ID TimeStamp StartOrStop TimeCode
----------------------------------------------------------------
1 2017-01-01 07:00:00 Start 1
2 2017-01-01 08:15:00 Stop 2
3 2017-01-01 10:00:00 Start 1
4 2017-01-01 11:00:00 Stop 2
5 2017-01-01 10:30:00 Start 1
6 2017-01-01 12:00:00 Stop 2
This code would work assuming that your table only store data from one person, and they should be of the order Start/Stop/Start/Stop
WITH StartTime AS (
SELECT
TimeStamp
, ROW_NUMBER() PARTITION BY (ORDER BY TimeStamp) RowNum
FROM
<<table>>
WHERE
TimeCode = 1
), StopTime AS (
SELECT
TimeStamp
, ROW_NUMBER() PARTITION BY (ORDER BY TimeStamp) RowNum
FROM
<<table>>
WHERE
TimeCode = 2
)
SELECT
SUM (DATEDIFF( MINUTE, StartTime.TimeStamp, StopTime.TimeStamp )) As TotalTime
FROM
StartTime
JOIN StopTime ON StartTime.RowNum = StopTime.RowNum
This will work if your starts and stops are reliable. Your sample has two starts in order - 10:00 and 10:30 starts. I assume in production you will have an employee id to group on, so I added this to the sample data in place of the identity column.

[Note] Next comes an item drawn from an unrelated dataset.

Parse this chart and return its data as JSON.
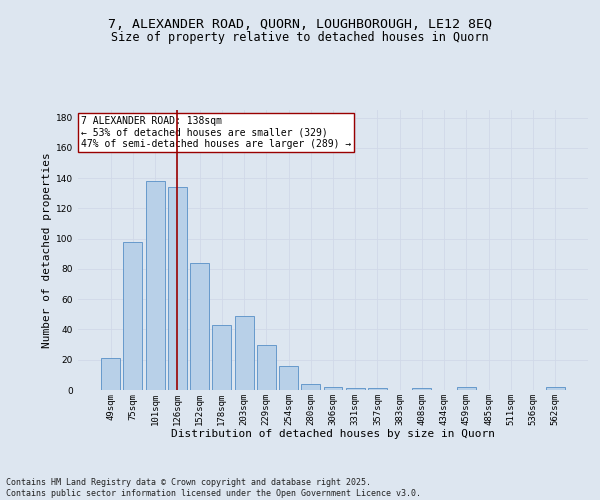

Also in production, the CTE sets will be reduced by using a parameter on date. If there are overnight shifts, you would want your stops CTE to use dateadd(day, 1, #startDate) as your upper bound when retrieving end date.
Set up sample:
declare #temp table (
EmpId int,
TimeStamp datetime,
StartOrStop varchar(55),
TimeCode int
);
insert into #temp
values
(1, '2017-01-01 07:00:00', 'Start', 1),
(1, '2017-01-01 08:15:00', 'Stop', 2),
(1, '2017-01-01 10:00:00', 'Start', 1),
(1, '2017-01-01 11:00:00', 'Stop', 2),
(2, '2017-01-01 10:30:00', 'Start', 1),
(2, '2017-01-01 12:00:00', 'Stop', 2)
Query:
;with starts as (
select t.EmpId,
t.TimeStamp as StartTime,
row_number() over (partition by t.EmpId order by t.TimeStamp asc) as rn
from #temp t
where Timecode = 1 --Start time code?
),
stops as (
select t.EmpId,
t.TimeStamp as EndTime,
row_number() over (partition by t.EmpId order by t.TimeStamp asc) as rn
from #temp t
where Timecode = 2 --Stop time code?
)
select cast(min(sub.StartTime) as date) as WorkDay,
sub.EmpId as Employee,
min(sub.StartTime) as ClockIn,
min(sub.EndTime) as ClockOut,
sum(sub.MinutesWorked) as MinutesWorked
from
(
select strt.EmpId,
strt.StartTime,
stp.EndTime,
datediff(minute, strt.StartTime, stp.EndTime) as MinutesWorked
from starts strt
inner join stops stp
on strt.EmpId = stp.EmpId
and strt.rn = stp.rn
)sub
group by sub.EmpId
This works assuming your table has an incremental ID and interleaving start/stop records
--Data sample as provided
declare #temp table (
Id int,
TimeStamp datetime,
StartOrStop varchar(55),
TimeCode int
);
insert into #temp
values
(1, '2017-01-01 07:00:00', 'Start', 1),
(2, '2017-01-01 08:15:00', 'Stop', 2),
(3, '2017-01-01 10:00:00', 'Start', 1),
(4, '2017-01-01 11:00:00', 'Stop', 2),
(5, '2017-01-01 10:30:00', 'Start', 1),
(6, '2017-01-01 12:00:00', 'Stop', 2)
--let's see every pair start/stop and discard stop/start
select start.timestamp start, stop.timestamp stop,
datediff(mi,start.timestamp,stop.timestamp) minutes
from #temp start inner join #temp stop
on start.id+1= stop.id and start.timecode=1
--Sum all for required result
select sum(datediff(mi,start.timestamp,stop.timestamp) ) totalMinutes
from #temp start inner join #temp stop
on start.id+1= stop.id and start.timecode=1
Results
+-------------------------+-------------------------+---------+
| start | stop | minutes |
+-------------------------+-------------------------+---------+
| 2017-01-01 07:00:00.000 | 2017-01-01 08:15:00.000 | 75 |
| 2017-01-01 10:00:00.000 | 2017-01-01 11:00:00.000 | 60 |
| 2017-01-01 10:30:00.000 | 2017-01-01 12:00:00.000 | 90 |
+-------------------------+-------------------------+---------+
+--------------+
| totalMinutes |
+--------------+
| 225 |
+--------------+
Maybe the tricky part is the join clause. We need to join #table with itself by deferring 1 ID. Here is where on start.id+1= stop.id did its work.
In the other hand, for excluding stop/start couple we use start.timecode=1. In case we don't have a column with this information, something like stop.id%2=0 works just fine.